Back to the pandemic, the authors insist there must be “open access to all relevant patents and technology” so that cheap vaccines can be produced. Quite what will replace Big Pharma, which cannot exist without patents which incentivise innovation, is not specified.
Governments “must also recognise, reduce and redistribute the underpaid and unpaid care work that is done predominantly by women, and racialized women in particular”. Again, the end sounds noble enough, but the means frustratingly opaque.
None of this is to minimise the seriousness of the problems Oxfam is highlighting. But a world-renowned charity, to which thousands of British citizens (many, no doubt, the despised white male patriarchs) continue to donate should offer a much more mature understanding of how wealth is generated through creating goods and services which meet people’s needs, and how the innovative skills of entrepreneurs need to be nourished and harnessed.
It is sad to see an organisation that has done much good in the past now anathematising the market economy, which has lifted countless millions out of poverty and indirectly supports all Oxfam’s efforts. Closing down markets will do nothing to diminish poverty – something we all surely want to see.

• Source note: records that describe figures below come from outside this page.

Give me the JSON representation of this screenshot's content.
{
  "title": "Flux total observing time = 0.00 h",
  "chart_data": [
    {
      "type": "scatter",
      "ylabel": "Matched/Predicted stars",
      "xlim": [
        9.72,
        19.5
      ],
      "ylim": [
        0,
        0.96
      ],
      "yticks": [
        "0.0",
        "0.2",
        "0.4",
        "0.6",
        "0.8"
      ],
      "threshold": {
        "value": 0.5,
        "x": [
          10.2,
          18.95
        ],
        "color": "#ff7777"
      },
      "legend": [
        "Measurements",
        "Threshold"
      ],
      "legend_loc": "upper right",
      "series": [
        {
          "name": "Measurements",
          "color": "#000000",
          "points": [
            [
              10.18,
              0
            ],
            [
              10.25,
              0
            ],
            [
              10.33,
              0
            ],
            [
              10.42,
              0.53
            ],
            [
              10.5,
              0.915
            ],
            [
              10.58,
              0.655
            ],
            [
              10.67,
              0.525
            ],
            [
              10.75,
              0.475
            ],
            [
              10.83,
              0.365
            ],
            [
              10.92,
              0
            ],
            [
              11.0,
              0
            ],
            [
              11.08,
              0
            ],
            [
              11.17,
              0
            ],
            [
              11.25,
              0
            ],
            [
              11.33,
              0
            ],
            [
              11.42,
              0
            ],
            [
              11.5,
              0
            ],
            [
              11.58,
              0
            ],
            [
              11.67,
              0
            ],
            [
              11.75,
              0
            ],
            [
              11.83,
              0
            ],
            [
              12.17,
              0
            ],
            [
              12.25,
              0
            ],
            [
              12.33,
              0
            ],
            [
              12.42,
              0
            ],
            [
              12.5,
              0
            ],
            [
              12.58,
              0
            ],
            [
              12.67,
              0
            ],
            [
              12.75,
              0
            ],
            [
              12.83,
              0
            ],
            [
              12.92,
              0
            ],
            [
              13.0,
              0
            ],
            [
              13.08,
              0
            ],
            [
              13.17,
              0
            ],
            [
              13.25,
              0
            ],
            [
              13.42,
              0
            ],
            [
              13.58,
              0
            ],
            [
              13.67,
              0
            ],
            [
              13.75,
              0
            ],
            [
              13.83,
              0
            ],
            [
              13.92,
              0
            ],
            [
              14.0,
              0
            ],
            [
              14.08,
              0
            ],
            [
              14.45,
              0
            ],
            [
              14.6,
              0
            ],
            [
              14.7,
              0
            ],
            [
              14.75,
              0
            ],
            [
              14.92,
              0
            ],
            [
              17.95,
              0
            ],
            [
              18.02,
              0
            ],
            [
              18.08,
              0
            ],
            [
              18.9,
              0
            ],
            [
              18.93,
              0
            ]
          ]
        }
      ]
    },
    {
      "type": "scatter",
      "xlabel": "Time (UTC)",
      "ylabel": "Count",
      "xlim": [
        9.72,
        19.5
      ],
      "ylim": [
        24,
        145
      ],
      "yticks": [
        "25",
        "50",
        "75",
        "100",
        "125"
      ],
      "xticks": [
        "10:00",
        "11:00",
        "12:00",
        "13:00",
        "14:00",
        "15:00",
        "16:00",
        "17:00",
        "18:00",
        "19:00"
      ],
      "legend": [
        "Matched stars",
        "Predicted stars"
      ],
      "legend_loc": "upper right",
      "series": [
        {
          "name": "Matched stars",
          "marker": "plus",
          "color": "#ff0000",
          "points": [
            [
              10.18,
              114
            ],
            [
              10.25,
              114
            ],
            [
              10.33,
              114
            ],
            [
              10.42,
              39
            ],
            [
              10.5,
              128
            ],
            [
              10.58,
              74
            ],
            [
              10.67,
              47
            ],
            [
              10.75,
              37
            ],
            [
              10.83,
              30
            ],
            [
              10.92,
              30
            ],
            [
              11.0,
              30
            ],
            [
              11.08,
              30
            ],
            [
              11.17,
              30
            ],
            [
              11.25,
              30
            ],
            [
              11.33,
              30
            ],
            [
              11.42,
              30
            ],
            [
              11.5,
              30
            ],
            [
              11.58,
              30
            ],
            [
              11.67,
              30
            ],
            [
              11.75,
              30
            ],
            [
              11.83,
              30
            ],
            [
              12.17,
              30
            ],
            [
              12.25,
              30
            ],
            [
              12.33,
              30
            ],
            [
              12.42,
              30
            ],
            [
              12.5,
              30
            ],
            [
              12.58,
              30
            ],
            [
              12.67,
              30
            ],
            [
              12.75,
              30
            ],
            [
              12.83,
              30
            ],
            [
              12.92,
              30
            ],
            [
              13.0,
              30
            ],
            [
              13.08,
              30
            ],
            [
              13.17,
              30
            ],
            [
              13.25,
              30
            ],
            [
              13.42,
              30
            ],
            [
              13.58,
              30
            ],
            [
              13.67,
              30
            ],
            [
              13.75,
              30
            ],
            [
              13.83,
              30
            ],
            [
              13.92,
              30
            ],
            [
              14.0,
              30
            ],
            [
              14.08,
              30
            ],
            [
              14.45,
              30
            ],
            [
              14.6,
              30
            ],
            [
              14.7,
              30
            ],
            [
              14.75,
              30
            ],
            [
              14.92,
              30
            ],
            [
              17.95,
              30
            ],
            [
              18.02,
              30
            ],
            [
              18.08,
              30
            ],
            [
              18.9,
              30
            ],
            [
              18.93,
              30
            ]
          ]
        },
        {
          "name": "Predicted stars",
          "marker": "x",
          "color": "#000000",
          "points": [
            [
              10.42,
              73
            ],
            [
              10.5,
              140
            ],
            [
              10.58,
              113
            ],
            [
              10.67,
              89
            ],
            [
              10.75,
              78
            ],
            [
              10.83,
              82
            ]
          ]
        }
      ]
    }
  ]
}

Finally, Oxfam offers no indication of how the revenue generated by increased taxes should be disbursed by governments. The experience of the last 50 years of international government aid suggests that much would be wasted or stolen, which is one reason our own government is rightly cutting back on the 0.7% spending target.
Oxfam has had its own scandals in recent years, but its record on providing famine aid and using development funds in modest projects to improve living standards is still rather better than that of most governments.
It would be better concentrating on raising charitable donations (which have been falling, leading to groups like Oxfam hectoring governments for extra taxpayer funding) rather than engaging in the kind of anti-capitalist rhetoric more suited to a student union debate than solving world poverty.